Here are some tidbits about the origin or possible origin of dogs and our relationship with wolves from wherever we started as human beings.
-Rusty
The archeological evidence of human antiquity and dog domestication continue to be pushed back. Interestingly, according to the more deeply pushing author Pat Shipman, whose book, "The Invaders: How Humans and Their Dogs Drove Neanderthals to Extinction,” dogs were domesticated by 40,000 years ago.
Despite having atlatl technology, Modern Homo sapiens were pushed out of the eastern Europe and the Middle East by Neanderthals prior to 40,000 BC.

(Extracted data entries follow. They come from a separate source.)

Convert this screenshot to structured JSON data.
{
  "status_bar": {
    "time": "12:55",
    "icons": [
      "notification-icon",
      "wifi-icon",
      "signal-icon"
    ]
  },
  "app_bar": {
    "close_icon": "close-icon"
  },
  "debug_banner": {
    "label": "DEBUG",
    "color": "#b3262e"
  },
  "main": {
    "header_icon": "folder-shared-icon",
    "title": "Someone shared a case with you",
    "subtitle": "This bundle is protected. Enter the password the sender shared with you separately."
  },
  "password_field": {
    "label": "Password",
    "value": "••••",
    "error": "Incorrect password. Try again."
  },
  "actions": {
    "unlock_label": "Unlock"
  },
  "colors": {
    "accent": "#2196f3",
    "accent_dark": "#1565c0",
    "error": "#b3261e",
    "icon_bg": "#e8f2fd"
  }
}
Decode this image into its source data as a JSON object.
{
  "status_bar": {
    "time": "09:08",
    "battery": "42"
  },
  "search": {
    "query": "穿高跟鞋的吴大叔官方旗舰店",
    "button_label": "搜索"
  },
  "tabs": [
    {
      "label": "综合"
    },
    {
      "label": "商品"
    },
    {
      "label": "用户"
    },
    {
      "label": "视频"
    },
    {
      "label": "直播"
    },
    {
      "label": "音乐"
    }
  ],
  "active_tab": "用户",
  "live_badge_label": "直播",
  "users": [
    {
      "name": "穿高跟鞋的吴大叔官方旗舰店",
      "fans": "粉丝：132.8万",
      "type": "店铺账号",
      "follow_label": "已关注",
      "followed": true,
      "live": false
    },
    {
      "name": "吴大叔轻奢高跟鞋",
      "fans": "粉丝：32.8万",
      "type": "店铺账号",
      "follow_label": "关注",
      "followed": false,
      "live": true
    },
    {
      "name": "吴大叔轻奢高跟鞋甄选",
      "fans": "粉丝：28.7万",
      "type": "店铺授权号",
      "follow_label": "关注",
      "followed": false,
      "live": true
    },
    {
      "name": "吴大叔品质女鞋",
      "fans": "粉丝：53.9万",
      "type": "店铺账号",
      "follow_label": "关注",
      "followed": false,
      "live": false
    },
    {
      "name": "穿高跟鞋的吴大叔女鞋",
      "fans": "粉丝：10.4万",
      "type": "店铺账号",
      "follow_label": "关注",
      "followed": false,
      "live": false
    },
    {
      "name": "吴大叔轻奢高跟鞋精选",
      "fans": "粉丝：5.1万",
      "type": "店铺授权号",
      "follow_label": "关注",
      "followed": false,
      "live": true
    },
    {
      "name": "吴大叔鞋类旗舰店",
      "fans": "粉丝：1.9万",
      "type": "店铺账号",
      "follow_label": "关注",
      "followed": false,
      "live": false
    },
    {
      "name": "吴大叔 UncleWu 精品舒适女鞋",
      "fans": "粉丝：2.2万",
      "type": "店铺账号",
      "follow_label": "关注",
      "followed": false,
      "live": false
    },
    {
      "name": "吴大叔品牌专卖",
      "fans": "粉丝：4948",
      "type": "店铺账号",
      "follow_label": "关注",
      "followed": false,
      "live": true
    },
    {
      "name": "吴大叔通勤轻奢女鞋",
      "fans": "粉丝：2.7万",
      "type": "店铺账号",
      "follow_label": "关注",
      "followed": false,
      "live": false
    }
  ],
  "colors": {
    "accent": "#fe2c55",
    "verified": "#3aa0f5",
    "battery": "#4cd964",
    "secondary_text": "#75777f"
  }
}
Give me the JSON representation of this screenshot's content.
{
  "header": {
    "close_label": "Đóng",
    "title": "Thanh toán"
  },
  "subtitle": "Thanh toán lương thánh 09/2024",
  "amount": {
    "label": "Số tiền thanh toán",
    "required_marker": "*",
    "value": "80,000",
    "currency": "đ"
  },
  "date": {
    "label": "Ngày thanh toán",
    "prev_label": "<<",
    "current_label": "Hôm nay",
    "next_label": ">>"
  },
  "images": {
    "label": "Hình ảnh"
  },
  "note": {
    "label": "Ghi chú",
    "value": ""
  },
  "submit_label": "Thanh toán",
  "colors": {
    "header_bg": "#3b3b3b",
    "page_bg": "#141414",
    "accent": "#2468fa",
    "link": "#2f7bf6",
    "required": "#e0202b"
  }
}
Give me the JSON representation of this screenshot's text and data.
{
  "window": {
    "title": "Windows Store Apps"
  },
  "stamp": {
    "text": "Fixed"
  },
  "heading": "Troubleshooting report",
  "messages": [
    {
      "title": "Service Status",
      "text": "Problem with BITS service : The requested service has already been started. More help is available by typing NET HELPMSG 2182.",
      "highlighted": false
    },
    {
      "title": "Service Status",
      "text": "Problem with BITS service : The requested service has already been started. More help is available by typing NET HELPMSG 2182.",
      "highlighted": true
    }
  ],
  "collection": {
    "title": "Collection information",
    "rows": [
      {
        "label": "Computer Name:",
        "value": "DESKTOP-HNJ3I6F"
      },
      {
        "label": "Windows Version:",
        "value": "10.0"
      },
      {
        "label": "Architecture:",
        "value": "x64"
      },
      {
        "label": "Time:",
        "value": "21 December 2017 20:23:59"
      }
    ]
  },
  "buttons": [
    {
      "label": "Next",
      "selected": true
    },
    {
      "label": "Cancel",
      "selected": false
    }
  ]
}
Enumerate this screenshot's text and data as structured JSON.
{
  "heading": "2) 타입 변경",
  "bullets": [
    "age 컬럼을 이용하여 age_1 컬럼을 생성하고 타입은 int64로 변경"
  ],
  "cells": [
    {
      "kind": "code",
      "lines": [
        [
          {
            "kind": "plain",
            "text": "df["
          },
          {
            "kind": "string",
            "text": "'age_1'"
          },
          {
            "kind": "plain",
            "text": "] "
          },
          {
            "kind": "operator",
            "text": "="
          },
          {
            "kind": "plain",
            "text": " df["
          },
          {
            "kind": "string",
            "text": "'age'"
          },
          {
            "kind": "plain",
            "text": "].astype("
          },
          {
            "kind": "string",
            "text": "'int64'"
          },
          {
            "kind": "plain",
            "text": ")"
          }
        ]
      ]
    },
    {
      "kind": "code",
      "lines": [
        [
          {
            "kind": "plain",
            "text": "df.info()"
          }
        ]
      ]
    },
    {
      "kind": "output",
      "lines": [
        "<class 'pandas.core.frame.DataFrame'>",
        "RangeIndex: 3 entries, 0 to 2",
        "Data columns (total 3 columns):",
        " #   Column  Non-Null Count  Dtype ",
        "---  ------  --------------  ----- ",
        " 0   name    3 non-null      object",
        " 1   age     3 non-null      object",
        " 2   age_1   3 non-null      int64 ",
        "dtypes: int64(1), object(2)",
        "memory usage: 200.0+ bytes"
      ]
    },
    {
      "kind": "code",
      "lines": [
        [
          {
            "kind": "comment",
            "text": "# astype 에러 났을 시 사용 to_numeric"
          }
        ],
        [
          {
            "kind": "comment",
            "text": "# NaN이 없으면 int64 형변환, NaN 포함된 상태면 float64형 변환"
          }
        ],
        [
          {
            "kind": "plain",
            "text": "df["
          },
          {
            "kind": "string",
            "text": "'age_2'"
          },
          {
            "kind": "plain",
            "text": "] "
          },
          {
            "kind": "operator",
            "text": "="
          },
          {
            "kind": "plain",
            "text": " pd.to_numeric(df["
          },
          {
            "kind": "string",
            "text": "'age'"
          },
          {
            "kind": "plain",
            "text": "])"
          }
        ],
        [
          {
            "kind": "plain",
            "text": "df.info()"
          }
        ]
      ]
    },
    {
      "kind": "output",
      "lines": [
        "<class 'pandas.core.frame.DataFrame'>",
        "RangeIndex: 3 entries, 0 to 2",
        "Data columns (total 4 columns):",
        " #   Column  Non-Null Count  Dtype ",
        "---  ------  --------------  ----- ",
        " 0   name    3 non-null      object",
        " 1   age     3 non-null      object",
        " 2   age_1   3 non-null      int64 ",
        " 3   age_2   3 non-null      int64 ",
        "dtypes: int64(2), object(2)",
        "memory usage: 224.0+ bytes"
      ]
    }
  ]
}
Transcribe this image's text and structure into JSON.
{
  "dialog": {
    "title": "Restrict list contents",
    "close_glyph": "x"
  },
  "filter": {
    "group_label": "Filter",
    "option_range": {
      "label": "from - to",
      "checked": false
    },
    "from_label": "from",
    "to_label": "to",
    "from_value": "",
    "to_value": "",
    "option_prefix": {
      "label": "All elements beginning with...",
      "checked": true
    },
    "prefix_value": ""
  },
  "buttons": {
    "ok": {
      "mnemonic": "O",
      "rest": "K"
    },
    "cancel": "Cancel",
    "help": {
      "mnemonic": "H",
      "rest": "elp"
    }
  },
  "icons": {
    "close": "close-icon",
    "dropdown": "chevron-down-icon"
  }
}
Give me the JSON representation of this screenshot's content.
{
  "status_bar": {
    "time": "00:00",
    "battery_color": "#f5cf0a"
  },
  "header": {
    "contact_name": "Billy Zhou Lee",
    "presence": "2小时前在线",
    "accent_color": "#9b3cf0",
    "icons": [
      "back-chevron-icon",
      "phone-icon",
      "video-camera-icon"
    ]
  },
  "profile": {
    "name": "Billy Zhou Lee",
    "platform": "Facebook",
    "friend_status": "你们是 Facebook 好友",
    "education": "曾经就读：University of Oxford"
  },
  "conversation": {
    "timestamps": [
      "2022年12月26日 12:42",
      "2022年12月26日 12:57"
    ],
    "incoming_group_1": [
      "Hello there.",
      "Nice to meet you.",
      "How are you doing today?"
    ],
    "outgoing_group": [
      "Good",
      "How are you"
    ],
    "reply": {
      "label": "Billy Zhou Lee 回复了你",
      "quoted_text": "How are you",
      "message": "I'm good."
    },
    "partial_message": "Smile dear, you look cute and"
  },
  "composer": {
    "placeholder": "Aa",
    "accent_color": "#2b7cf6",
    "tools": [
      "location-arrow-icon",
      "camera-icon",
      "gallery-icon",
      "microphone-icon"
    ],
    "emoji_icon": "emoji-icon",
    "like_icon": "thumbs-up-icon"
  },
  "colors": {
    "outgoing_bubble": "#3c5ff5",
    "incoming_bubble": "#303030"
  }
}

The way I quantify the question of dogs, is that dog domestication was only crucial among Europeans, with no Native Americans using them for hunting and even Asians having a tendency to view dogs as food rather than partners in the hunt and war. It should be of note that the people who first domesticated the horse were the only ancient people that we know had domesticated the wolf into a hunting and war partner rather than as a camp cleaner and emergency food supply.
Even today, the most decadent folk on earth, the first to eschew reproduction for pet ownership, plays a weird echo down the ages.
I recently spent a few months with three large dogs, from 70 to 120 pounds, who regarded me as some kind of magic worker and leader despite my relative slowness, lack of leaping ability and non-existent senses of smell and hearing. I took three hikes week over a mountain hunted by a “250-pound Tom Cougar” and never knew the least concern for my person, despite being armed with only a 3-inch knife. Those dogs could rock the two-ton camper I lived in back and forth to wake me up. There was something about their trust in my judgement and my place as a rally point that was humbling, and made me be the best man I could.
I was attacked by an 80-pound dog that did not see the 120 pound dog, Amos, or the 110-pound sister Izzy, who stood by my hip, because of high scotch broom cover. Amos rolled his ass over and sent him packing when that would have been a brutal fight for me, a mangled arm at least as I ripped the thing's guts out.
In the Indo-European world, dogs have either been our partners, or they’ve been baying at our heels or throats for their masters. They are not creatures to take lightly and should not be taken out of the human story.